Rowan Williams has been reflecting on the summer's riots in the Guardian. He asks:

How do we as a society back up good lessons in the home and show that we corporately want what a good family wants – mutual attention and affirmation, stability and emotional literacy, a sense of value that doesn't depend on accessories?


His answer is vague, indeed tautological, in the extreme:

We have to persuade them, simply, that we as government and civil society alike will put some intelligence and skill into giving them the stake they do not have.

More interesting is what he doesn't say, which is that religion might have any role to play in instilling a sense of values and responsibility in young people.

In the course of an eleven hundred word article, Williams avoids mentioning "God", "Jesus", "Christianity" or "religion" even once. There are no Biblical quotations, no drawing on the wealth of Christian social teaching, no examples drawn from the life of Christ or the writings of any major theologian. Nothing that could not have been written by a fully-committed atheist of similarly left-leaning persuasion. The archbishop mentions a report compiled on behalf of the Children's Society without hinting at the charity's close links with the Church of England.

Nor is there a single reference to the work of clergy in inner cities. Yet the churches have a good story to tell here. It's unlikely that many of the rioters were committed Christians or regular churchgoers. Many Christian clergy and leaders of other faiths have done remarkable work among the socially excluded, and have been doing so at least since the foundation of the Salvation Army way back in the 19th century.

Coming from a Christian leader - indeed, the country's most prominent and senior Christian leader, the religious head of the established church - these omissions are rather striking.

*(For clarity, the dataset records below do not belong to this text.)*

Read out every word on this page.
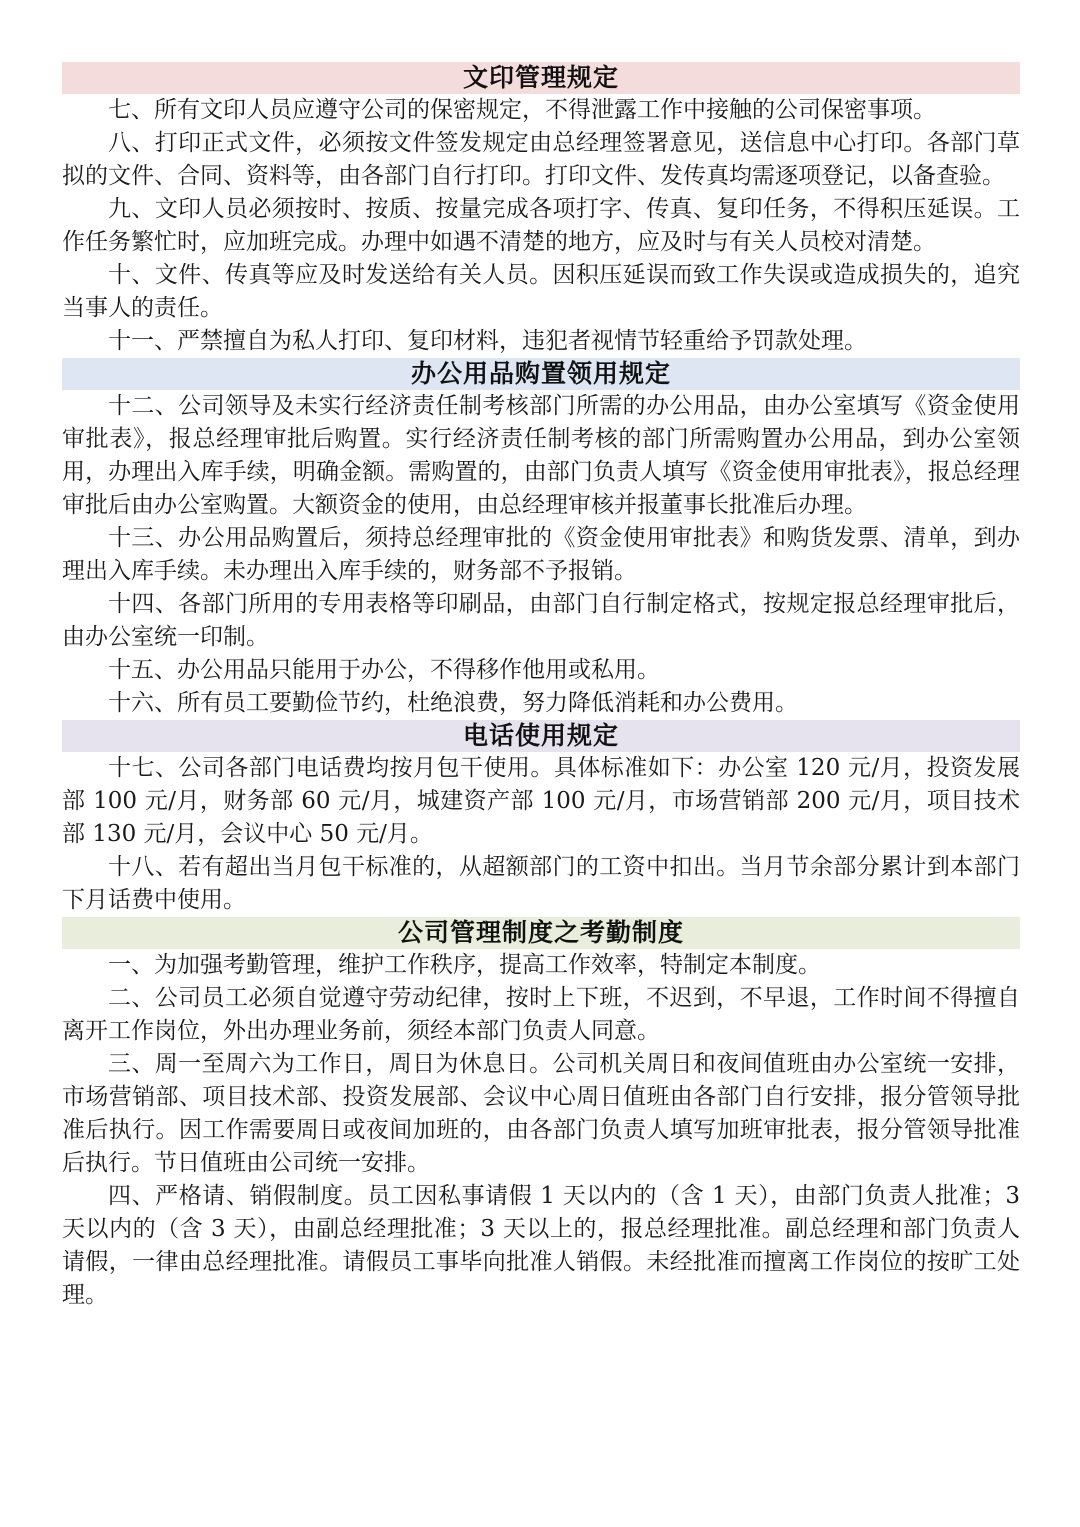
文印管理规定

七、所有文印人员应遵守公司的保密规定，不得泄露工作中接触的公司保密事项。

八、打印正式文件，必须按文件签发规定由总经理签署意见，送信息中心打印。各部门草拟的文件、合同、资料等，由各部门自行打印。打印文件、发传真均需逐项登记，以备查验。

九、文印人员必须按时、按质、按量完成各项打字、传真、复印任务，不得积压延误。工作任务繁忙时，应加班完成。办理中如遇不清楚的地方，应及时与有关人员校对清楚。

十、文件、传真等应及时发送给有关人员。因积压延误而致工作失误或造成损失的，追究当事人的责任。

十一、严禁擅自为私人打印、复印材料，违犯者视情节轻重给予罚款处理。

办公用品购置领用规定

十二、公司领导及未实行经济责任制考核部门所需的办公用品，由办公室填写《资金使用审批表》，报总经理审批后购置。实行经济责任制考核的部门所需购置办公用品，到办公室领用，办理出入库手续，明确金额。需购置的，由部门负责人填写《资金使用审批表》，报总经理审批后由办公室购置。大额资金的使用，由总经理审核并报董事长批准后办理。

十三、办公用品购置后，须持总经理审批的《资金使用审批表》和购货发票、清单，到办理出入库手续。未办理出入库手续的，财务部不予报销。

十四、各部门所用的专用表格等印刷品，由部门自行制定格式，按规定报总经理审批后，由办公室统一印制。

十五、办公用品只能用于办公，不得移作他用或私用。

十六、所有员工要勤俭节约，杜绝浪费，努力降低消耗和办公费用。

电话使用规定

十七、公司各部门电话费均按月包干使用。具体标准如下：办公室 120 元/月，投资发展部 100 元/月，财务部 60 元/月，城建资产部 100 元/月，市场营销部 200 元/月，项目技术部 130 元/月，会议中心 50 元/月。

十八、若有超出当月包干标准的，从超额部门的工资中扣出。当月节余部分累计到本部门下月话费中使用。

公司管理制度之考勤制度

一、为加强考勤管理，维护工作秩序，提高工作效率，特制定本制度。

二、公司员工必须自觉遵守劳动纪律，按时上下班，不迟到，不早退，工作时间不得擅自离开工作岗位，外出办理业务前，须经本部门负责人同意。

三、周一至周六为工作日，周日为休息日。公司机关周日和夜间值班由办公室统一安排，市场营销部、项目技术部、投资发展部、会议中心周日值班由各部门自行安排，报分管领导批准后执行。因工作需要周日或夜间加班的，由各部门负责人填写加班审批表，报分管领导批准后执行。节日值班由公司统一安排。

四、严格请、销假制度。员工因私事请假 1 天以内的（含 1 天），由部门负责人批准；3 天以内的（含 3 天），由副总经理批准；3 天以上的，报总经理批准。副总经理和部门负责人请假，一律由总经理批准。请假员工事毕向批准人销假。未经批准而擅离工作岗位的按旷工处理。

Rowan Williams' politics are one thing. Some will nod in agreement at the archbishop's characterisation of the rioters as disappointed, disaffected youth, whose "vague but strong longings for something like secure employment" have been thwarted by unstable families and a failed education system. Others will note that the commandment Thou Shalt Not Steal does not come hedged about with sociological caveats. But that's a different argument. The Bible and Christian tradition contain resources enough to support both conservative and socialist arguments. So why not use them?

Without any explicit religious underpinning, or any other, Williams' comments are mere verbiage. For he fails to offer the solutions that, presumably, he believes would make a radical difference to the lives of young people trapped in a cycle of inner-city deprivation. "Young people need love," he writes. Do they, perhaps, need the love of God? They need "a dependable background for their lives, emotionally and socially... that helps them take certain things for granted so that they know they don't have to fight ceaselessly for recognition." Might religion help to shore up such a background? Williams doesn't tell us. He appears not to have even considered the question. Surely one would expect a leading clergyman to argue, and think, that the hopelessness that blights so many lives is as much spiritual as economic.

It has been suggested to me that there is indeed a deep theological perspective lurking behind Williams' pop sociology. I've no doubt that there is - in, for example, his comments on the shallowness of consumerism and its "fierce Darwinian hierarchy of style" (great phrase, that). But it takes a theologian to spot it.

Bishops are expected (or assume themselves) to be experts on morality, but they derive that status from the ancient and still resonant association between morality and faith. Rowan Williams is posing here as a standalone moral philosopher, or, worse, as an opinionated columnist. He fails to make clear the connection with his views on society and politics with his Christianity. He seems almost to be embarrassed by it. Yet without God he is nothing. Just what is the point of an archbishop who doesn't do God?